Thanks for your review, we appreciate the feedback!
The motivation regarding causal attention seems questionable. Although LLM2Vec utilizes causal attention, it still performs exceptionally well in extracting text embeddings.
Good question. We want to clear up a possible misconception here: LLM2Vec does not utilize causal attention. LLM2Vec is based on Mistral, but modified to have bidirectional attention (see Figure 1 left in their paper [1]).
This is what makes echo embeddings exciting—the requirement to modify the architecture to be bidirectional, which is common among recent autoregressive large embedding models [1, 2], is unnecessary—echo embeddings can be effective even without changing their architecture
After fine-tuning the model, the performance gap between "echo embedding" and other models is minor.

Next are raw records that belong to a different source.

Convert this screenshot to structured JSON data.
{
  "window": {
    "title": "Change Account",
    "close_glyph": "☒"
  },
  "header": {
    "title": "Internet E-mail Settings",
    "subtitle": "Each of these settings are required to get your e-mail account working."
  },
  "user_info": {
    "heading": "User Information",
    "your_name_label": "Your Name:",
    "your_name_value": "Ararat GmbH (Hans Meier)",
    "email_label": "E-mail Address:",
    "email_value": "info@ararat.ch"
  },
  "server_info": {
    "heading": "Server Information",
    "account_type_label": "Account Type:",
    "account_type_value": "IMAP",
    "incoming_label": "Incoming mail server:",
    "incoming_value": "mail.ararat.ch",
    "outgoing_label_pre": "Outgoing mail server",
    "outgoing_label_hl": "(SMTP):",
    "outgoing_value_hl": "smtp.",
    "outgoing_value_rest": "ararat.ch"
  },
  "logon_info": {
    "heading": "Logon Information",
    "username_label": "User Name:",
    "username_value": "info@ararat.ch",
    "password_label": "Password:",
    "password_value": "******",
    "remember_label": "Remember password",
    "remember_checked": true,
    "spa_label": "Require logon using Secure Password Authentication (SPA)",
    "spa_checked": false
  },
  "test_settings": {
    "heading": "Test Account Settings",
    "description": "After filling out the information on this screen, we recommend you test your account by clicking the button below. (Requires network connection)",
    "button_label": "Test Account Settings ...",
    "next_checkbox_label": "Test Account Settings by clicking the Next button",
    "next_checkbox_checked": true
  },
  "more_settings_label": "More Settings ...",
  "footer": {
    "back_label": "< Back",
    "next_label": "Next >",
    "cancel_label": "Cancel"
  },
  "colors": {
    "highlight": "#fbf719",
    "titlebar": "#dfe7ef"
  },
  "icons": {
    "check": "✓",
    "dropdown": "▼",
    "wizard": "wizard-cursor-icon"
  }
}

However, "echo embedding" requires the input sentence to be repeated twice, increasing computational costs.
We find that echo embeddings can outperform classical embeddings even in an entirely compute-matched setup. In particular, we can achieve a compute-matched setup by only encoding the first half of each input. The improvement of embedding quality is enough, with echo embeddings, that even when only encoding the first half of the input, performance is still improved over classical embeddings (Table 5, “compute matched” row). In addition, even during training, we can train for fewer steps to match the compute cost of classical embeddings. Even when combining both of these tricks so that the training- and inference-time compute are matched, echo embeddings still outperforms classical embeddings.
I am curious about the influence of number of repetition times
Great question (also asked by Reviewer gzEy)! We ran this experiment, and found no improvement past the first repetition; results are below. Note: For this rebuttal, to save on compute, we evaluate on a 37-dataset subset of MTEB (typically 56 datasets). For this reason, the numbers themselves are not comparable to any other numbers in the paper.
| # of repetitions | Average (37 datasets) |
|---|---|
| Classical (0x) | 46.04 |
| Echo (1x) | 53.06 |
| Echo+ (2x) | 52.97 |
| Echo++ (3x) | 52.43 |
| Echo+++ (4x) | 51.75 |
At least one illustrative example should be included in the main article, rather than relegating all examples to the appendix. Typo: line 122, "encode can" -> "can encode" line 283: "embedding 4" -> "embedding in Table 4"
Thanks for pointing these out, we will make these changes.
[1] BehnamGhader, Parishad, et al. "Llm2vec: Large language models are secretly powerful text encoders." arXiv preprint arXiv:2404.05961 (2024).
[2] Muennighoff, Niklas, et al. "Generative representational instruction tuning." arXiv preprint arXiv:2402.09906 (2024).
Thanks for the feedback. I mistakenly misused the examples of LLM2Vec. What I intended to ask is why a classical LLM, fine-tuned with causal attention, performs exceptionally well at extracting text embeddings. (63.98 with causal attention v.s. 64.23 with bidirectional attention, the gap is minor)
Thanks for clarifying your original query! To make sure we’re on the same page: our main motivation for echo embeddings arises from the fact that prior state-of-the-art autoregressive-based embedding models do use bidirectional attention which requires some fine-tuning [1, 2]. A big benefit of echo embeddings is that it allows us to use bidirectional information in a zero-shot manner with no finetuning.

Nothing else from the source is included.